Deeply Odd by Dean Koontz
My rating: 4 of 5 stars
Deeply Odd was deeply enjoyable.
It's been a while since I read an Odd Thomas book. I skipped "Odd Apocalypse" because, frankly, I wasn't in the mood for an apocalyptic read. So when I saw this one at my local library, I decided it was time for a return to the world of a uniquely sweet young man who "sees the spirits of the lingering dead."
Honestly--unlike some of the reviews I've read on here--I think "Deeply Odd" is one of my favorites in the series.
Although there was the requisite evil and the horrific tragedy Odd needs to avert, it was also infused with a spirit of hope and goodness.
The book leaves the enigmatic Annamaria in the background. (She's the pregnant young woman that he befriended a couple of books ago. Enigmatic almost to the point of being annoying, I might add.)
It also introduces a wonderful new character that I hope sticks around...the elderly, but feisty and sparkling, Edie Fischer. Edie is also enigmatic and mysterious, but also down-to-earth and very likable.
For example, after the story's suspenseful and nerve-wracking climax, this exchange:
Edie: "How do you feel, Oddie?"
Odd: "Starved. I need a big pile of breakfast."
Edie: "First you need a shower, dear, so the rest of us will have the stomach to take breakfast at the same table with you."
A new ghost is also introduced (in the past, Odd has helped ghosts like Elvis Presley and Frank Sinatra pass over to the other side), and there's a new, awesome twist with this one. Plus, he seems to be even more helpful to Odd than some of the spirits in past books.

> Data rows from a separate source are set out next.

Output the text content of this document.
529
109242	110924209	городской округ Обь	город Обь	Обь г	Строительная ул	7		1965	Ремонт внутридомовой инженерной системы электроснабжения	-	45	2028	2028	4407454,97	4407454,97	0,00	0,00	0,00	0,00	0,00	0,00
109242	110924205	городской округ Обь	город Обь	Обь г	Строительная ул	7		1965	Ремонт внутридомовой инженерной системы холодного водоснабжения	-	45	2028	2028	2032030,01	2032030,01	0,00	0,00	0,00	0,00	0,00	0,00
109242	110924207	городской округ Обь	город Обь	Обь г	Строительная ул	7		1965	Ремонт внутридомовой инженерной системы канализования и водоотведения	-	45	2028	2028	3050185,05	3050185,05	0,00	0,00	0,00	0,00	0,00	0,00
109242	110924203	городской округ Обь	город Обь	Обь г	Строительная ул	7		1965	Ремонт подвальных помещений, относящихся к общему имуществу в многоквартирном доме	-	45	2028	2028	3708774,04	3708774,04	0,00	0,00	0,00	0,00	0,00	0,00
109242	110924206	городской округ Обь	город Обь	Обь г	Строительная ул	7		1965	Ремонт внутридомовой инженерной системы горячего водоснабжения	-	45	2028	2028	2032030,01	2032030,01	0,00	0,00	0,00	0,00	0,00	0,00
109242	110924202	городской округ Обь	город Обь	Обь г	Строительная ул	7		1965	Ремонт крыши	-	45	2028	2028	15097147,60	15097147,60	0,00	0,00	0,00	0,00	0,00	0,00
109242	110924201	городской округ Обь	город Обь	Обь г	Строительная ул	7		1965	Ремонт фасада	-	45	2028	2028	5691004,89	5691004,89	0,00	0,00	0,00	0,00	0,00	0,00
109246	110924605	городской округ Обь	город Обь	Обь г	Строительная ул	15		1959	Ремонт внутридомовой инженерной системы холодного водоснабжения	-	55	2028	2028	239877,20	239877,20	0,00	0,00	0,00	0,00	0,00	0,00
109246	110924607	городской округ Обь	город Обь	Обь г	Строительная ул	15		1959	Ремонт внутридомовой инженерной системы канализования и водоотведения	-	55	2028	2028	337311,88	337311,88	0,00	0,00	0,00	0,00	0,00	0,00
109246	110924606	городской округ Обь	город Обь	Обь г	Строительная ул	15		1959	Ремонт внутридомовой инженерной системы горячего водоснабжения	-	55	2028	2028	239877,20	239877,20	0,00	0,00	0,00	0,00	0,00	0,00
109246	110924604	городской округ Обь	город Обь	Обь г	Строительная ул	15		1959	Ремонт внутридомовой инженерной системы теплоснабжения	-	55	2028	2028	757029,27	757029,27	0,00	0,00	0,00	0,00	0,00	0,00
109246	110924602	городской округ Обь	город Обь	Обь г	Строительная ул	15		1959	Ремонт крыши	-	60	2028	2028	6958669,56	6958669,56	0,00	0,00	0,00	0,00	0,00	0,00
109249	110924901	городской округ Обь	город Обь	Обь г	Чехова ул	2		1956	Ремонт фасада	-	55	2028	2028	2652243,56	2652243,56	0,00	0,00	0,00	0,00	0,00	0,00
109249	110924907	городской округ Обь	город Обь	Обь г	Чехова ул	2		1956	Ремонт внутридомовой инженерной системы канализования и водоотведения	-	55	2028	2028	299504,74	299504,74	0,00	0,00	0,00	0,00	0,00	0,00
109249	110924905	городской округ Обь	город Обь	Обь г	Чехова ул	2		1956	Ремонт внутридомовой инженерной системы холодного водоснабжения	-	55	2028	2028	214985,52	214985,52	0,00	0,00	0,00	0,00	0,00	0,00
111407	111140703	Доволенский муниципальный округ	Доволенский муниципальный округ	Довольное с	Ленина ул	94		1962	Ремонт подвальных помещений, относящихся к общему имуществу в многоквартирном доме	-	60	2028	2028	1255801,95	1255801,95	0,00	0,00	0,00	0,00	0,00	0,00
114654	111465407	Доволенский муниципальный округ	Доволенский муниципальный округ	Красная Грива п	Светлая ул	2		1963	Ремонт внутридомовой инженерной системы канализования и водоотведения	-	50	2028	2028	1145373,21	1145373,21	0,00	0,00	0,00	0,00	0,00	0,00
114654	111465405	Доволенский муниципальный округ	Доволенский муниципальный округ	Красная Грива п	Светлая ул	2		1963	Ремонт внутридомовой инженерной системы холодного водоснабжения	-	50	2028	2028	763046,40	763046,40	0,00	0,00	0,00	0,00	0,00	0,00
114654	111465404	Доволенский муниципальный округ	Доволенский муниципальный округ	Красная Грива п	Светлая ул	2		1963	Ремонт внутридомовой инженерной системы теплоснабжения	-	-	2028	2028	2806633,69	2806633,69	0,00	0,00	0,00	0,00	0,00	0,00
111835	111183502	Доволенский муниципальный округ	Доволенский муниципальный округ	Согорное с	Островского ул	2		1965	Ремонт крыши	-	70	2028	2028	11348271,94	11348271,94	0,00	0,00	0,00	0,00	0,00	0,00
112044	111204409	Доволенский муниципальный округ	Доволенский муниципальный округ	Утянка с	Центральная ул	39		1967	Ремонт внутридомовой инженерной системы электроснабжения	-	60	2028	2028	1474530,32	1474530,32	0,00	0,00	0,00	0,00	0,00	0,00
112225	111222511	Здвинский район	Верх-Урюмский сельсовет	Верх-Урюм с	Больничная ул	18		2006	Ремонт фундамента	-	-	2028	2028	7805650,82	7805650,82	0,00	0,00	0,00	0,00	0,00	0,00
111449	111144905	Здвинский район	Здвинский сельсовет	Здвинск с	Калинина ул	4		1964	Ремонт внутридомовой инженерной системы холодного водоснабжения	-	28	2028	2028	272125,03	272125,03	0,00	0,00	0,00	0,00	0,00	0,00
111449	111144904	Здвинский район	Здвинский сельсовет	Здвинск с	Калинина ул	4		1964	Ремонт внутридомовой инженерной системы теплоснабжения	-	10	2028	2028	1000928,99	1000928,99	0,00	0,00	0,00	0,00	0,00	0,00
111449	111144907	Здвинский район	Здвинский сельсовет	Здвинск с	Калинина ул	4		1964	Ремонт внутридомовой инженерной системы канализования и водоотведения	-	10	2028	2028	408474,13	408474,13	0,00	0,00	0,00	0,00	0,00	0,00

One of the criticisms I've read has been that Odd didn't ever seem to be in very much danger. Umm, did you read the same book I did? I would think being relentlessly pursued by a bloodthirsty demon would qualify as "dangerous."
I actually appreciated that the story seemed to be a tad less chaotic than some of the "Odd" books. For me, the main attraction of an Odd Thomas book is Odd himself. His thoughts, his ponderings, his humor, his unique outlook on the world. All that I got in spades.
Another criticism was that "not enough questions were answered." The better to keep us buying the next books, maybe?
As for the element of hope? Previous Odd Thomas books have held the gloomy undertone that the world as we know it is being overtaken my evil. "Deeply Odd" revealed that the good is out there too, and working just as hard.